Scaling RL to Long Videos — LongVILA‑R1 and MR‑SP (Overview)

Download printable cheat-sheet (CC-BY 4.0)

10 Jul 2025, 00:00 Z

TL;DR Long‑RL introduces a full‑stack recipe for long‑video reasoning: (1) LongVideo‑Reason (104K QA pairs with reasoning), (2) a two‑stage training pipeline (Chain‑of‑Thought SFT then RL), and (3) a training system (MR‑SP) that adds sequence parallelism and a vLLM‑based engine with cached video embeddings to accelerate RL on hour‑long videos.

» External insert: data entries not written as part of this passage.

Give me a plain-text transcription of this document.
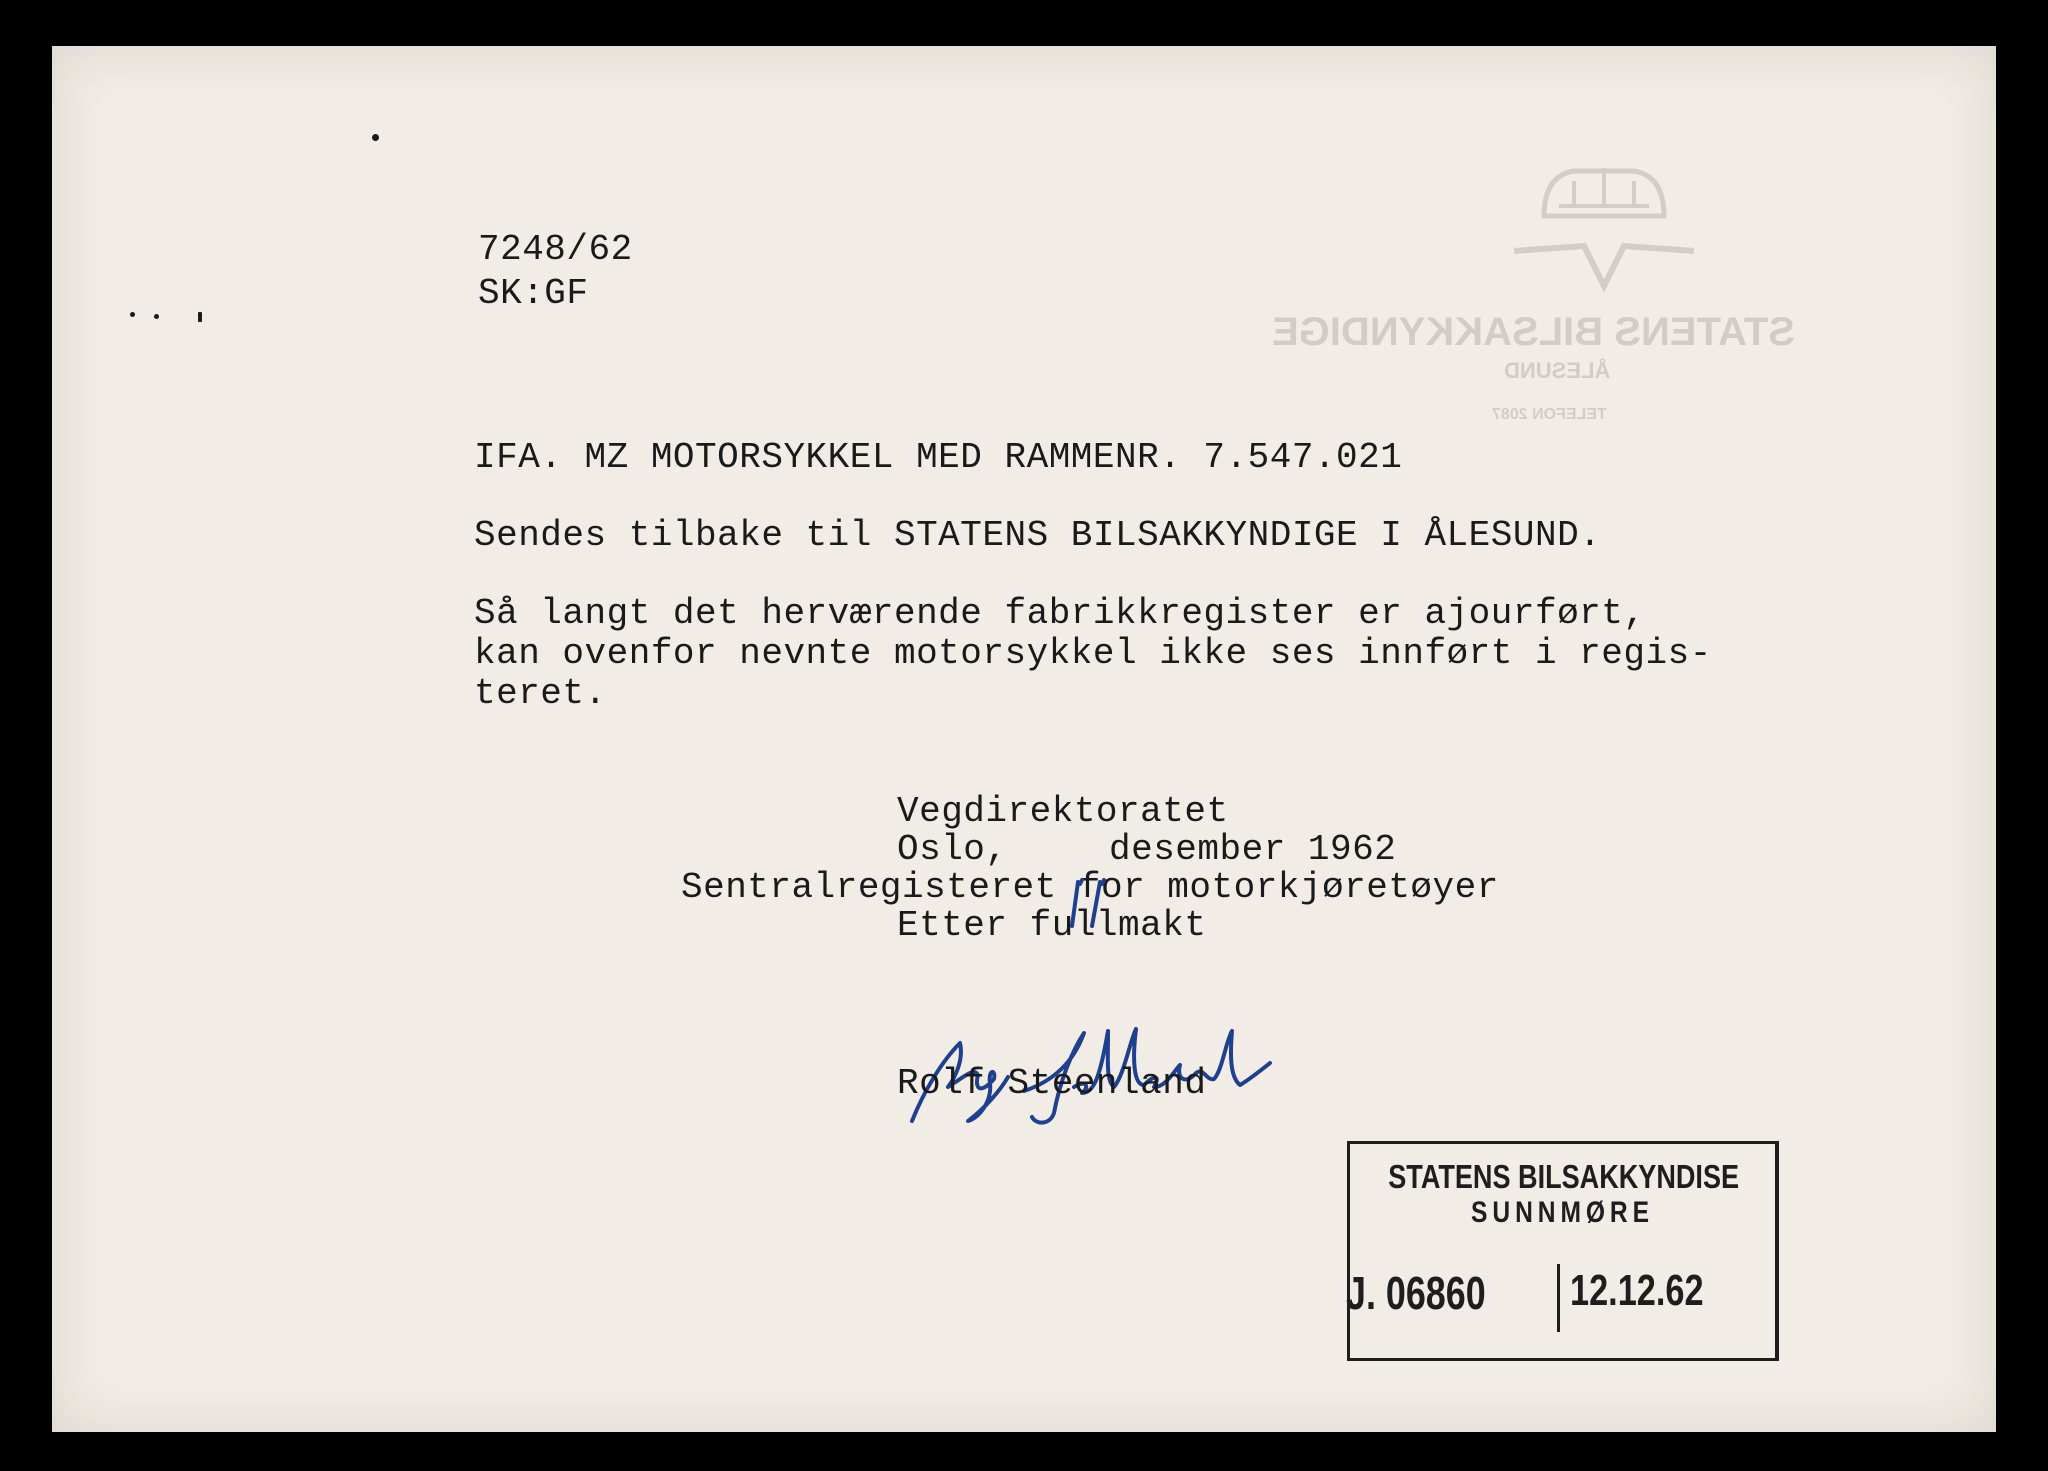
STATENS BILSAKKYNDIGE
ÅLESUND
TELEFON 2087
7248/62
SK:GF
IFA. MZ MOTORSYKKEL MED RAMMENR. 7.547.021
Sendes tilbake til STATENS BILSAKKYNDIGE I ÅLESUND.
Så langt det herværende fabrikkregister er ajourført,
kan ovenfor nevnte motorsykkel ikke ses innført i regis-
teret.
Vegdirektoratet
Oslo,	desember 1962
Sentralregisteret for motorkjøretøyer
Etter fullmakt
Rolf Steenland
STATENS BILSAKKYNDISE
SUNNMØRE
J. 06860	12.12.62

What is “Scaling RL to Long Videos”?

The work presents a practical way to improve long‑video understanding for vision‑language models (VLMs) using reinforcement learning. Key components:

LongVideo‑Reason: ~104K long‑video QA pairs with high‑quality reasoning annotations, spanning sports, games, vlogs and more.
Two‑stage training: start with Chain‑of‑Thought supervised fine‑tuning (CoT‑SFT), then optimize with RL for long‑horizon reasoning.
MR‑SP training stack: Multi‑modal Reinforcement Sequence Parallelism integrates sequence parallelism and a vLLM‑based engine that caches video embeddings for faster rollout/prefill.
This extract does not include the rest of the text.